ADOTAS – Facebook and Microsoft announced today an agreement by which Facebook may obtain around 650 patents and patent applications from Microsoft, and will also secure the right to license around 275 other patents Microsoft that will continue to hold — patents and applications from a package Microsoft purchased from AOL earlier this month. Facebook is paying Microsoft $550 million for those rights. Microsoft likewise retains a license to those 650-odd patents and applications it’s given Facebook the option to buy. Both companies issued statements about the deal, after it was originally broken earlier today by AllThingsD. This pushes Facebook’s total number of patent holdings to over 1,400, according to estimates from ZDNet.

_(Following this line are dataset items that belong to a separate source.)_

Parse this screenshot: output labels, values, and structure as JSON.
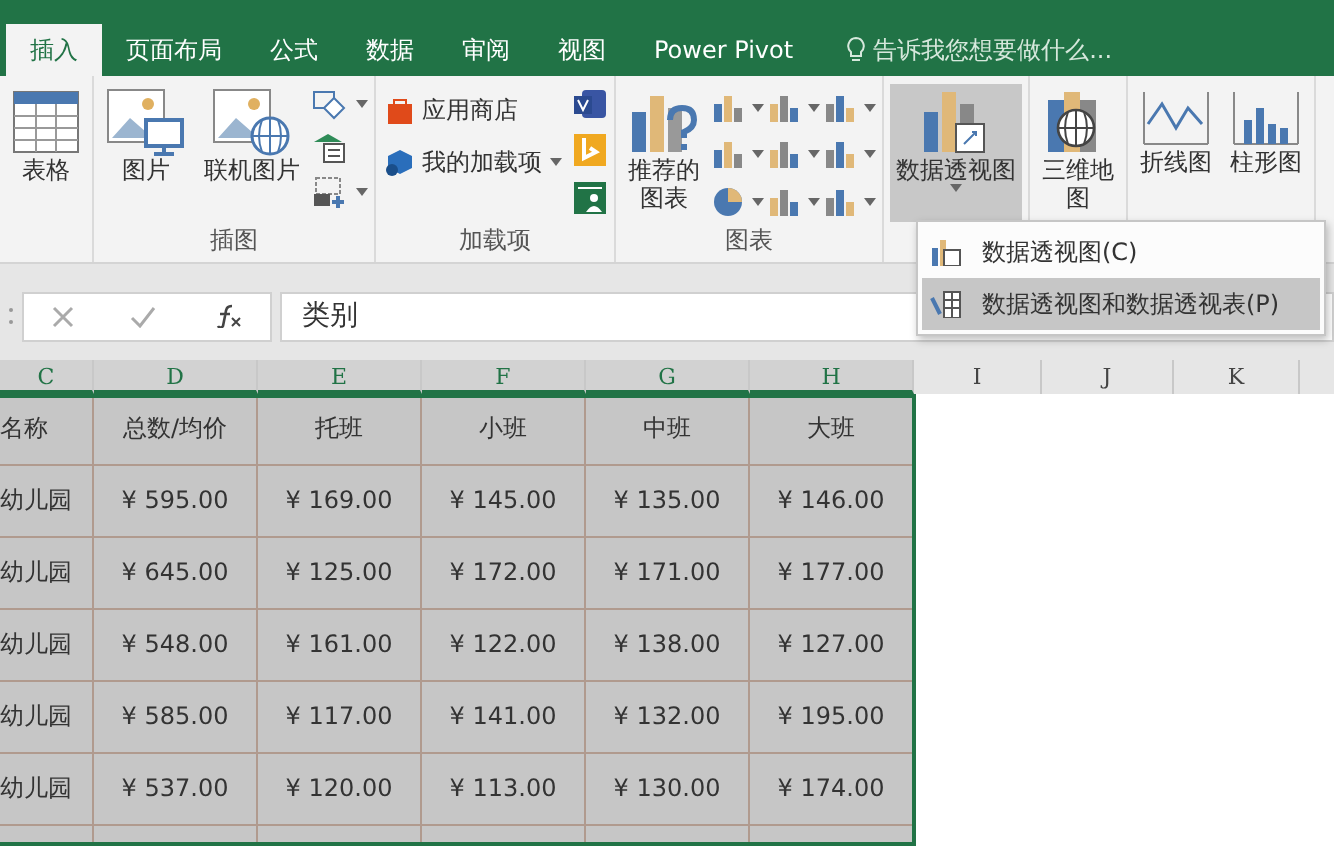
{
  "tabs": [
    {
      "label": "插入",
      "selected": true
    },
    {
      "label": "页面布局",
      "selected": false
    },
    {
      "label": "公式",
      "selected": false
    },
    {
      "label": "数据",
      "selected": false
    },
    {
      "label": "审阅",
      "selected": false
    },
    {
      "label": "视图",
      "selected": false
    },
    {
      "label": "Power Pivot",
      "selected": false
    }
  ],
  "tell_me": {
    "placeholder": "告诉我您想要做什么..."
  },
  "ribbon": [
    {
      "buttons": [
        {
          "kind": "table",
          "label": "表格"
        }
      ]
    },
    {
      "label": "插图",
      "buttons": [
        {
          "kind": "picture",
          "label": "图片"
        },
        {
          "kind": "online",
          "label": "联机图片"
        },
        {
          "kind": "smalls",
          "icons": [
            {
              "kind": "shapes",
              "dropdown": true
            },
            {
              "kind": "smartart",
              "dropdown": false
            },
            {
              "kind": "screenshot",
              "dropdown": true
            }
          ]
        }
      ]
    },
    {
      "label": "加载项",
      "buttons": [
        {
          "kind": "addins",
          "items": [
            {
              "kind": "store",
              "label": "应用商店"
            },
            {
              "kind": "myaddins",
              "label": "我的加载项"
            }
          ]
        },
        {
          "kind": "smalls",
          "icons": [
            {
              "kind": "visio",
              "dropdown": false
            },
            {
              "kind": "bing",
              "dropdown": false
            },
            {
              "kind": "people",
              "dropdown": false
            }
          ]
        }
      ]
    },
    {
      "label": "图表",
      "buttons": [
        {
          "kind": "recommend",
          "label": "推荐的图表"
        },
        {
          "kind": "chartgrid"
        }
      ]
    },
    {
      "buttons": [
        {
          "kind": "pivot",
          "label": "数据透视图",
          "expanded": true
        }
      ]
    },
    {
      "buttons": [
        {
          "kind": "map",
          "label": "三维地图"
        }
      ]
    },
    {
      "buttons": [
        {
          "kind": "line",
          "label": "折线图"
        },
        {
          "kind": "column",
          "label": "柱形图"
        }
      ]
    }
  ],
  "menu": [
    {
      "label": "数据透视图(C)",
      "selected": false
    },
    {
      "label": "数据透视图和数据透视表(P)",
      "selected": true
    }
  ],
  "formula_bar": {
    "value": "类别"
  },
  "sheet": {
    "columns": [
      {
        "label": "C",
        "selected": true
      },
      {
        "label": "D",
        "selected": true
      },
      {
        "label": "E",
        "selected": true
      },
      {
        "label": "F",
        "selected": true
      },
      {
        "label": "G",
        "selected": true
      },
      {
        "label": "H",
        "selected": true
      },
      {
        "label": "I",
        "selected": false
      },
      {
        "label": "J",
        "selected": false
      },
      {
        "label": "K",
        "selected": false
      }
    ],
    "rows": [
      [
        "名称",
        "总数/均价",
        "托班",
        "小班",
        "中班",
        "大班"
      ],
      [
        "幼儿园",
        "¥ 595.00",
        "¥ 169.00",
        "¥ 145.00",
        "¥ 135.00",
        "¥ 146.00"
      ],
      [
        "幼儿园",
        "¥ 645.00",
        "¥ 125.00",
        "¥ 172.00",
        "¥ 171.00",
        "¥ 177.00"
      ],
      [
        "幼儿园",
        "¥ 548.00",
        "¥ 161.00",
        "¥ 122.00",
        "¥ 138.00",
        "¥ 127.00"
      ],
      [
        "幼儿园",
        "¥ 585.00",
        "¥ 117.00",
        "¥ 141.00",
        "¥ 132.00",
        "¥ 195.00"
      ],
      [
        "幼儿园",
        "¥ 537.00",
        "¥ 120.00",
        "¥ 113.00",
        "¥ 130.00",
        "¥ 174.00"
      ],
      [
        "",
        "",
        "",
        "",
        "",
        ""
      ]
    ]
  }
}
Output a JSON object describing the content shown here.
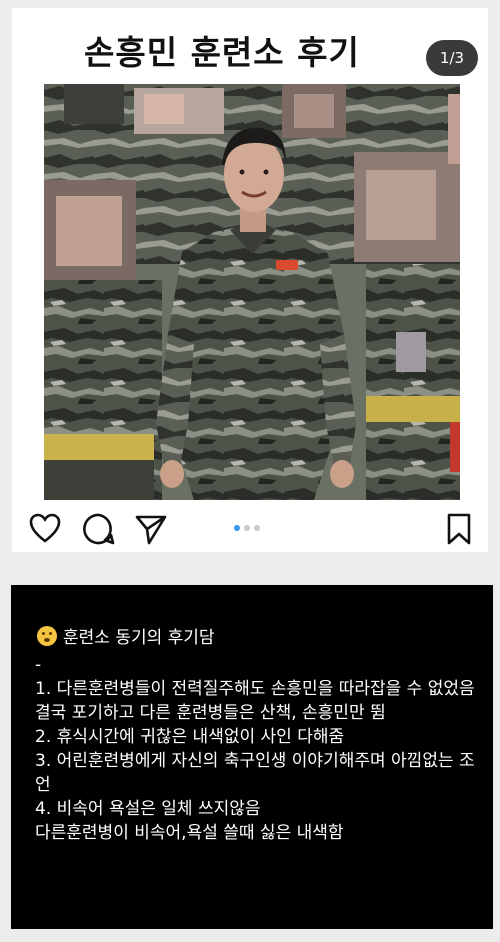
{
  "post": {
    "title": "손흥민 훈련소 후기",
    "page_indicator": "1/3",
    "colors": {
      "accent_dot": "#3897f0",
      "inactive_dot": "#c9c9c9",
      "badge": "#3a3a3a"
    },
    "icons": [
      "heart-icon",
      "comment-icon",
      "share-icon",
      "bookmark-icon"
    ]
  },
  "panel": {
    "emoji": "face-with-hand-over-mouth",
    "header": "훈련소 동기의 후기담",
    "separator": "-",
    "lines": [
      "1. 다른훈련병들이 전력질주해도 손흥민을 따라잡을 수 없었음",
      "결국 포기하고 다른 훈련병들은 산책, 손흥민만 뜀",
      "2. 휴식시간에 귀찮은 내색없이 사인 다해줌",
      "3. 어린훈련병에게 자신의 축구인생 이야기해주며 아낌없는 조언",
      "4. 비속어 욕설은 일체 쓰지않음",
      "다른훈련병이 비속어,욕설 쓸때 싫은 내색함"
    ]
  }
}
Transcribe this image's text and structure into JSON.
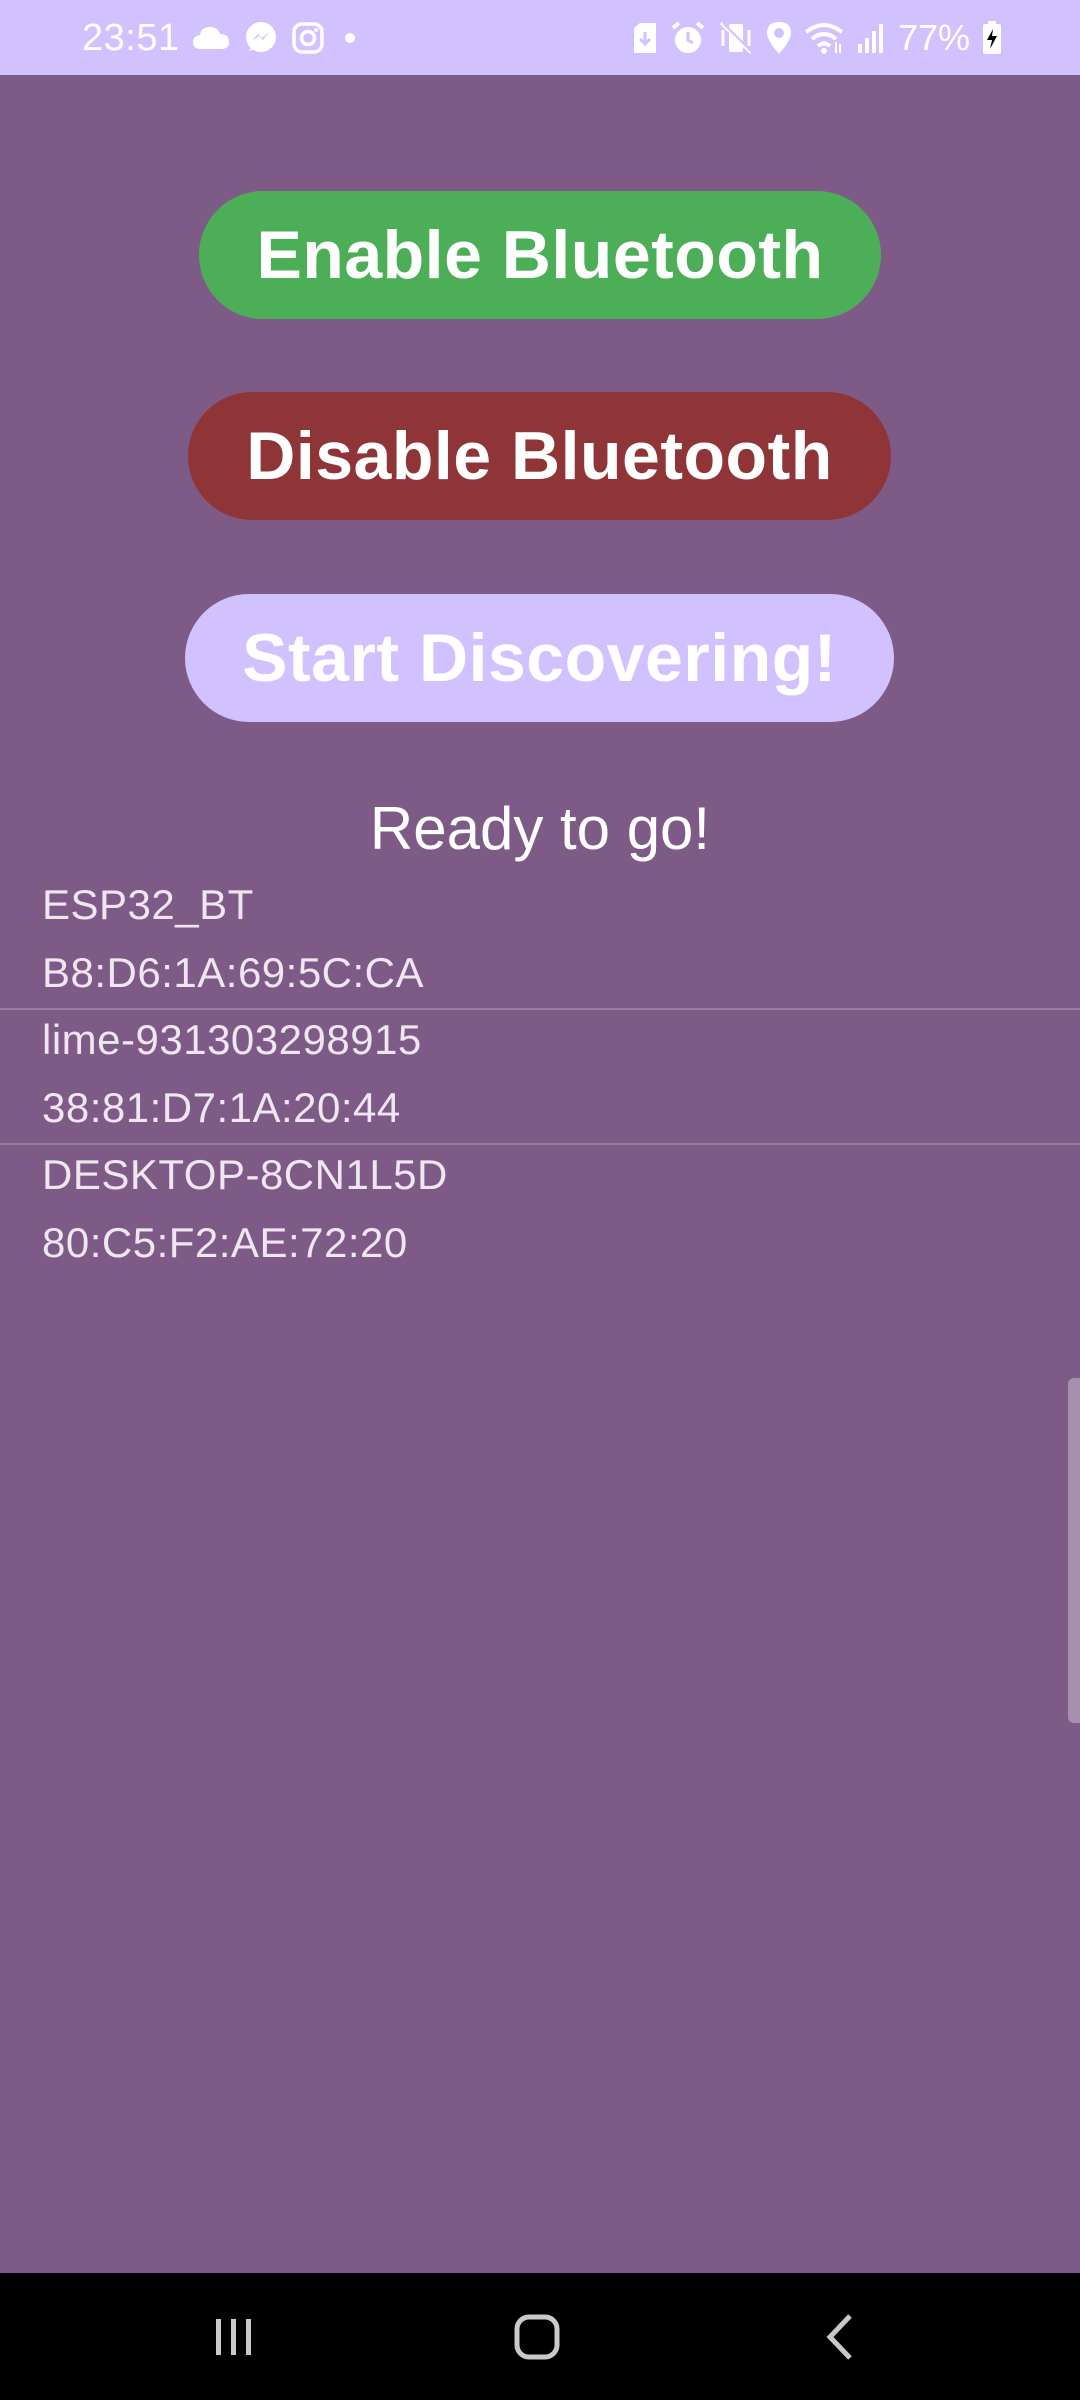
{
  "status_bar": {
    "time": "23:51",
    "battery_percent": "77%",
    "left_icons": [
      "cloud-icon",
      "messenger-icon",
      "instagram-icon",
      "dot-icon"
    ],
    "right_icons": [
      "save-icon",
      "alarm-icon",
      "vibrate-mute-icon",
      "location-icon",
      "wifi-icon",
      "signal-icon",
      "battery-charging-icon"
    ]
  },
  "colors": {
    "status_bar_bg": "#D2C1FF",
    "app_bg": "#7E5A86",
    "enable_button": "#4CAF58",
    "disable_button": "#8F3437",
    "discover_button": "#D2C1FF"
  },
  "buttons": {
    "enable": "Enable Bluetooth",
    "disable": "Disable Bluetooth",
    "discover": "Start Discovering!"
  },
  "status_message": "Ready to go!",
  "devices": [
    {
      "name": "ESP32_BT",
      "address": "B8:D6:1A:69:5C:CA"
    },
    {
      "name": "lime-931303298915",
      "address": "38:81:D7:1A:20:44"
    },
    {
      "name": "DESKTOP-8CN1L5D",
      "address": "80:C5:F2:AE:72:20"
    }
  ],
  "nav": [
    "recents-icon",
    "home-icon",
    "back-icon"
  ]
}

There’s a fairly complex cloud of parries and swipes preceding today’s announcement. For one thing, Facebook and Microsoft’s Bing search engine have been integrated in certain features for quite some time, a partnership regarded as a strategic stance against the specter of Google search hegemony. For another, Facebook has been bulking up on patents, in a move interpreted as a means of strengthening its intellectual property holdings in advance of its IPO, which has been projected by many insiders for sometime in May — back in March, in fact, Facebook bought about 750 patents from IBM. On Microsoft’s end, on April 9, the tech giant agreed to pay a little over $1 billion to AOL, to own forthright or own the ability to assign 925 AOL-held patents, and a license to about 300 other patents, relating to search, email, instant messaging and advertising technology.
On Facebook’s end, Yahoo sued the network on March 12, claiming patent infringement for 10 patents, most of which pertained to advertising, with the remainder relating to social networking. Facebook then made the aforementioned patent purchase from IBM, and the network countersued Yahoo on April 3. Some reports have suggested today’s Microsoft/Facebook deal is a way for Facebook to cover its bases in its rumble with Yahoo. Yahoo issued a statement today that read, in part, “Companies who purchase patents are often working from a position of weakness and take these actions to strengthen their portfolio. We see today’s announcement as a validation of our case against Facebook.” The tech blogosphere hasn’t been terribly sympathetic to Yahoo, though, while certain reports have commended Microsoft for strengthening its alliance with Facebook, maintaining good relations with AOL (a statement from Microsoft executive vice president and general counsel clarified its patent purchase from AOL happened “in order to obtain a durable license to the full AOL portfolio and ownership of certain patents that complement our existing portfolio”), and avoiding touching Yahoo directly.